In our paper, we establish conditions for measurement related to changeability and continuity with respect to observers, characteristics, and time. In simple terms, these conditions are designed to impart reliability to measurement, so that a measure doesn’t change instantaneously, or change markedly when there’s a small change in attributes. Physical quantities such as length, mass, temperature and hardness satisfy these conditions; but measurements in the social sciences often do not.

Measurement in the social sciences is usually by humans of human behaviour, and typically this measurement cannot be replicated and is strongly dependent on its model.
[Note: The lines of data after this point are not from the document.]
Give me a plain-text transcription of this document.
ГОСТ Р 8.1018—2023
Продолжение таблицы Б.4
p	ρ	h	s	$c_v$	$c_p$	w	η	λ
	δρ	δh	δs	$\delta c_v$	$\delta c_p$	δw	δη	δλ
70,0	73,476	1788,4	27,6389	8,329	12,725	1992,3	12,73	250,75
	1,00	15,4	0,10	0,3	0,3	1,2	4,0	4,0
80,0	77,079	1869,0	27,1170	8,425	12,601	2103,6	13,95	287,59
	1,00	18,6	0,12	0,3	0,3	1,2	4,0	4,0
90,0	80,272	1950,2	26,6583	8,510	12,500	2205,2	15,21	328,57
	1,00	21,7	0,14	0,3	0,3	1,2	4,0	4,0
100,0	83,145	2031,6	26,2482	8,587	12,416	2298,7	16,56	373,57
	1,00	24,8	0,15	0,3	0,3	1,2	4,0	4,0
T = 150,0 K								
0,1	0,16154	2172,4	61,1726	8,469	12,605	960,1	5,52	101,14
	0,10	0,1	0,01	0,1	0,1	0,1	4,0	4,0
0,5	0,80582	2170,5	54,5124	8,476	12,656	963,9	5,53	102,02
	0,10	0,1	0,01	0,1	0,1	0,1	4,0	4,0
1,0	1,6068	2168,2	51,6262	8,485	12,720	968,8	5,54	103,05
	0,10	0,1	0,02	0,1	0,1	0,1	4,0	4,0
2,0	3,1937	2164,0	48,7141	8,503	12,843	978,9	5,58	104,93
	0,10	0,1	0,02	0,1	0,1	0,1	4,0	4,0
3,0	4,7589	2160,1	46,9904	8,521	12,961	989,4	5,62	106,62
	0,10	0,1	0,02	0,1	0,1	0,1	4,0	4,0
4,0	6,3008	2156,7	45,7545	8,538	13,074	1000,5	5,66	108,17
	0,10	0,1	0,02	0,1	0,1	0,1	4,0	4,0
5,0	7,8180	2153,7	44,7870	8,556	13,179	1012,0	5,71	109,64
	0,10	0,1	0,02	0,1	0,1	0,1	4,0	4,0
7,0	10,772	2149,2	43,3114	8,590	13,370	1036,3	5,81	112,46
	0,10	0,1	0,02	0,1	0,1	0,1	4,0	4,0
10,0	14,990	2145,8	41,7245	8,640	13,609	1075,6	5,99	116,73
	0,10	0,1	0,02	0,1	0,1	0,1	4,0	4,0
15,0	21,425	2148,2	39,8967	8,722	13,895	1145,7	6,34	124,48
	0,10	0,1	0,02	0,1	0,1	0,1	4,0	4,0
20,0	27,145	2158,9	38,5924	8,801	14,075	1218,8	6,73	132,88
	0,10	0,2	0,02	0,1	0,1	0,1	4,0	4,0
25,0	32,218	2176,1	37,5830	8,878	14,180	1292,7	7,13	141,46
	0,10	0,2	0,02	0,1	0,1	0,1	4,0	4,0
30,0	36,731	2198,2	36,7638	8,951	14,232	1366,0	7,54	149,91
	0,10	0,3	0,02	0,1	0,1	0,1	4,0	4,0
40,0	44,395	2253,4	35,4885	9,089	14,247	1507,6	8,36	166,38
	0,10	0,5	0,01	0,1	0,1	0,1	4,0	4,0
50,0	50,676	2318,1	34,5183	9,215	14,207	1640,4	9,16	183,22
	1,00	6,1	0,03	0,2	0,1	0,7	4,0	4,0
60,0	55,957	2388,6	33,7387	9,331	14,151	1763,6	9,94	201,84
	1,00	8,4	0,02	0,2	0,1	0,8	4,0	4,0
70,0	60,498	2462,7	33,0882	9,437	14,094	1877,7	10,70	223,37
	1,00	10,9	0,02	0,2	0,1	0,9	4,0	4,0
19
In the paper, we characterise measurement in the social sciences as akin to constructing a financial portfolio. The ranking of universities is a good example. Three different rankings, Webmetrics, the Times Higher Education World University Rankings and the Shanghai-Jiao Tong Academic Ranking of World Universities weight different indicators, such as teaching and research, into a portfolio of indicators.

The competition between ranking agencies is then like a tournament of portfolios, and their objective is to persuade observers to converge to their portfolio. They want observers to be anchored by their ranking. When a proposed measure becomes widely accepted, universities minimise risk by adopting practices maximising that ranking.
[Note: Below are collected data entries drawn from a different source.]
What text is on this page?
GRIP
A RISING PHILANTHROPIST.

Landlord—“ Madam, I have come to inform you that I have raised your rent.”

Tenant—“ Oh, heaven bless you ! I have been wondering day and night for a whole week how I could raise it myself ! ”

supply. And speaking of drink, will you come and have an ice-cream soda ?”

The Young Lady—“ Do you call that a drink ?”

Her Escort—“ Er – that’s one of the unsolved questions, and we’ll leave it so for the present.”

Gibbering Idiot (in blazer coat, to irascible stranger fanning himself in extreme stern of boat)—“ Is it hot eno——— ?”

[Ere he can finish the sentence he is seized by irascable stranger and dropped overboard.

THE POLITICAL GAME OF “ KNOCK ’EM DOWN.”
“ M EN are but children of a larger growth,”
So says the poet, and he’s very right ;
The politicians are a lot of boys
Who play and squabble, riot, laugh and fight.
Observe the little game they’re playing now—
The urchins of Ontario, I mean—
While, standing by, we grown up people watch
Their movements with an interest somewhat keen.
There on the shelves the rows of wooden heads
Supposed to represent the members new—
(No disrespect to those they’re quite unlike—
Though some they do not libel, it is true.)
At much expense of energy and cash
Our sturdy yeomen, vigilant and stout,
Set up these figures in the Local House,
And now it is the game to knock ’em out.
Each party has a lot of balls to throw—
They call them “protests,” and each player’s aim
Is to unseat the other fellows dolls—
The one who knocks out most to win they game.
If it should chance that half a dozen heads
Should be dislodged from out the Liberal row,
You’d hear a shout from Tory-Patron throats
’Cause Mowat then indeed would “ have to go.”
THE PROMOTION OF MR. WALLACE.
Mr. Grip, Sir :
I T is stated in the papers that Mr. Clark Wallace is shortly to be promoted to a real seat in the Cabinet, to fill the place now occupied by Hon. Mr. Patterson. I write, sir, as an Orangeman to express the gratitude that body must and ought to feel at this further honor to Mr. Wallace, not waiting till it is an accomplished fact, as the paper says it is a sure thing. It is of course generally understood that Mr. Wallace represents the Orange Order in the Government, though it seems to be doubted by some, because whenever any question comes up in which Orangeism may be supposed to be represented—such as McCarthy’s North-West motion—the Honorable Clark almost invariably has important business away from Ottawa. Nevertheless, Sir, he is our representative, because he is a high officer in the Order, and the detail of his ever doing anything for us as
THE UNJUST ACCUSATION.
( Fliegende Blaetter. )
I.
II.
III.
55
In terms of our financial markets analogy, it is akin to a fund manager persuading clients that their asset allocation is the optimal portfolio for investors. But unlike financial portfolios, there can be no ex-post assessment of the reliability of a measure relative to a true value, because the true value is unknown. The problem is that these measures are no more than opinions, and opinions don’t satisfy the conditions for measurement.

For the rankings of universities, when we considered the three ranking measures for 2011, we found a very high rank correlation across the measures for the top ten universities. It would be difficult to imagine that any ranking measure could omit Harvard, MIT, Stanford, Oxford, Cambridge, Princeton, UC Berkeley from its top ten.
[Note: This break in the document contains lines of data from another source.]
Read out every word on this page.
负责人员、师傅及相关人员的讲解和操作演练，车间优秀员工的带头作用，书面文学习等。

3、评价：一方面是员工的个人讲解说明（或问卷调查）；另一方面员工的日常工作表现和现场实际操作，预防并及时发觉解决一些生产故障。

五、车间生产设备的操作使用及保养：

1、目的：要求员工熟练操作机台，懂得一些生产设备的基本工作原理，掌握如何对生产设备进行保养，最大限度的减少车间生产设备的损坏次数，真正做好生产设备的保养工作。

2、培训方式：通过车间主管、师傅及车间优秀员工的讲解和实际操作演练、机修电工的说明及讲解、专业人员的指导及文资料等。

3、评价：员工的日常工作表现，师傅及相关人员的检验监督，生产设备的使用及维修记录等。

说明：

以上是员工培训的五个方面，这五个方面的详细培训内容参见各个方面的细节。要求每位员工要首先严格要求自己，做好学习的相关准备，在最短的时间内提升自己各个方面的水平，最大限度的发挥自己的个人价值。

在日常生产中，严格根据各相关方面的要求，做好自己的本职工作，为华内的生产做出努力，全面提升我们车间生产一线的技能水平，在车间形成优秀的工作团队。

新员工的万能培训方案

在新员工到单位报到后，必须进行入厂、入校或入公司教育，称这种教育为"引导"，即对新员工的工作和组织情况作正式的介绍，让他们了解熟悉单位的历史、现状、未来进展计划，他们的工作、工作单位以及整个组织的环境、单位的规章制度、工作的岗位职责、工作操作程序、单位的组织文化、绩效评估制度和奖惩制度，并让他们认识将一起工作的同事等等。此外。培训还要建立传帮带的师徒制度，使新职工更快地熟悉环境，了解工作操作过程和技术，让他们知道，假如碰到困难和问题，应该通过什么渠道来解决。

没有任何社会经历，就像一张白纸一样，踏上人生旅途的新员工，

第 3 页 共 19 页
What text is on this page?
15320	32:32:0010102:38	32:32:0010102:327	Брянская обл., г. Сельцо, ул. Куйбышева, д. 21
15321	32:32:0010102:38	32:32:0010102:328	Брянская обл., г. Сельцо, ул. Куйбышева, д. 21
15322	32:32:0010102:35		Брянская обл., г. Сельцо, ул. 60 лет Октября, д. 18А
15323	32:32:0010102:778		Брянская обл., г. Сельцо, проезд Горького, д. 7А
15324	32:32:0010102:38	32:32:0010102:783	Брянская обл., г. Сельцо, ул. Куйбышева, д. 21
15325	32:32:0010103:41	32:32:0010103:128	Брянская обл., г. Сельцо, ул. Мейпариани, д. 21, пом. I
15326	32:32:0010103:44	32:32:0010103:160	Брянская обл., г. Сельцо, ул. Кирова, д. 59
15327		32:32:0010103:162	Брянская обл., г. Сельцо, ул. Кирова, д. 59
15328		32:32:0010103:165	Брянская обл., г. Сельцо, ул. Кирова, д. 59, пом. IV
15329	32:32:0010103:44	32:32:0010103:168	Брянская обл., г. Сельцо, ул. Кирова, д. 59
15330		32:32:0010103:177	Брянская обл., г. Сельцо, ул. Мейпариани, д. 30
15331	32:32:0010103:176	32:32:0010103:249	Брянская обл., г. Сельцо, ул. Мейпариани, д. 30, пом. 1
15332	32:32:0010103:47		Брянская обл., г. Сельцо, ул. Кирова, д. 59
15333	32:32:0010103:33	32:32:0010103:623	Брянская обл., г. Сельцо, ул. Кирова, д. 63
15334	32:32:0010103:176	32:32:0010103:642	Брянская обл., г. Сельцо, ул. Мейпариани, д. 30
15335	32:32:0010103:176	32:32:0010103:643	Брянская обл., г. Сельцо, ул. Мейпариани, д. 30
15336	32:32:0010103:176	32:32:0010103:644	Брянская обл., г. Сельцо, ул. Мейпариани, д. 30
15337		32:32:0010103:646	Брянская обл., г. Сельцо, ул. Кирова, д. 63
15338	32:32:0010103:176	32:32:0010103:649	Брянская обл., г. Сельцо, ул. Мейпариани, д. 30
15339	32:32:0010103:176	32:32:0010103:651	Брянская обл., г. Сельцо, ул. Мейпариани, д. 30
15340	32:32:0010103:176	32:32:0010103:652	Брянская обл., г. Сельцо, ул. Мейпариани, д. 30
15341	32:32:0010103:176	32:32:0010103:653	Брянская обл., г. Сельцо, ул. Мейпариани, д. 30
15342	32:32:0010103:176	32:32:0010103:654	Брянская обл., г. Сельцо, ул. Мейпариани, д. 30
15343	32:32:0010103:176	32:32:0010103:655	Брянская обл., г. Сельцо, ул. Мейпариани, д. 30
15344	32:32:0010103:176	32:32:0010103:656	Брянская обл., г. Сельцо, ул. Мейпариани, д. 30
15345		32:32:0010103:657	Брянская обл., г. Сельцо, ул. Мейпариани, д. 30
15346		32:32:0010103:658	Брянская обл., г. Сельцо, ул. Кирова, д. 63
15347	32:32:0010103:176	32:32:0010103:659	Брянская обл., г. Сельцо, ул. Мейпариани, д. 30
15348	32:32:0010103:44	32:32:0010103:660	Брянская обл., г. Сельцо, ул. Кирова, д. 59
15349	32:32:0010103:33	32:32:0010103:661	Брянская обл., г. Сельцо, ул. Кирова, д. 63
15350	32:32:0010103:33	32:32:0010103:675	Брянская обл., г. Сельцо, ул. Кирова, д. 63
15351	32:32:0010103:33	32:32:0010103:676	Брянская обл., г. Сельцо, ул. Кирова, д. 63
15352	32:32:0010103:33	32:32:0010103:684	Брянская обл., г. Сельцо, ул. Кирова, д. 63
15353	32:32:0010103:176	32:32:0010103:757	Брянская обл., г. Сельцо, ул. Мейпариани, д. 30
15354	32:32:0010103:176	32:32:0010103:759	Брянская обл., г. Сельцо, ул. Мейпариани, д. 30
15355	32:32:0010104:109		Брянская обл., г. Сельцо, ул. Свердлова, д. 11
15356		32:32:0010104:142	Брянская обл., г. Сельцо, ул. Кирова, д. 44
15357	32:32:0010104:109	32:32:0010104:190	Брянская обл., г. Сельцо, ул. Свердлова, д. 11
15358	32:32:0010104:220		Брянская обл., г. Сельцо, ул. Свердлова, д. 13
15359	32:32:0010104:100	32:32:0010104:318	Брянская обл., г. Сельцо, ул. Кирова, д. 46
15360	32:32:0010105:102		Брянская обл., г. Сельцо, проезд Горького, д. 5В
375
But for universities ranked in the fifth decile, that is 41st to 50th, it’s an entirely different story. There’s a very low rank correlation across the three measures in 2011; that is, very little agreement as to the rankings, suggesting greater uncertainty and opinion dependence. But, more importantly, in the lower deciles, the volatility of rankings over time is appreciably greater, reinforcing the notion that these rankings are more uncertain.

And for the lower deciles, cross-correlations over time across rankings are very low, again suggesting opinion dependence, rather than measurement. Universities are long-term institutions and their rankings should not change so quickly; nor should the divergence between measures change so quickly.

Measurability involves a process of convergence to an accepted measure satisfying invariance and continuity conditions. In most physical measurement, the conditions are almost always satisfied with competing measures converging to values that are highly correlated across the measures and invariant to small changes in attributes.

For a characteristic that is not measurable, convergence is not possible because differences between competing measures cannot be minimised. And that is the problem with measuring opinion-laden concepts such as the quality of universities, the quality of research and the liveability of cities.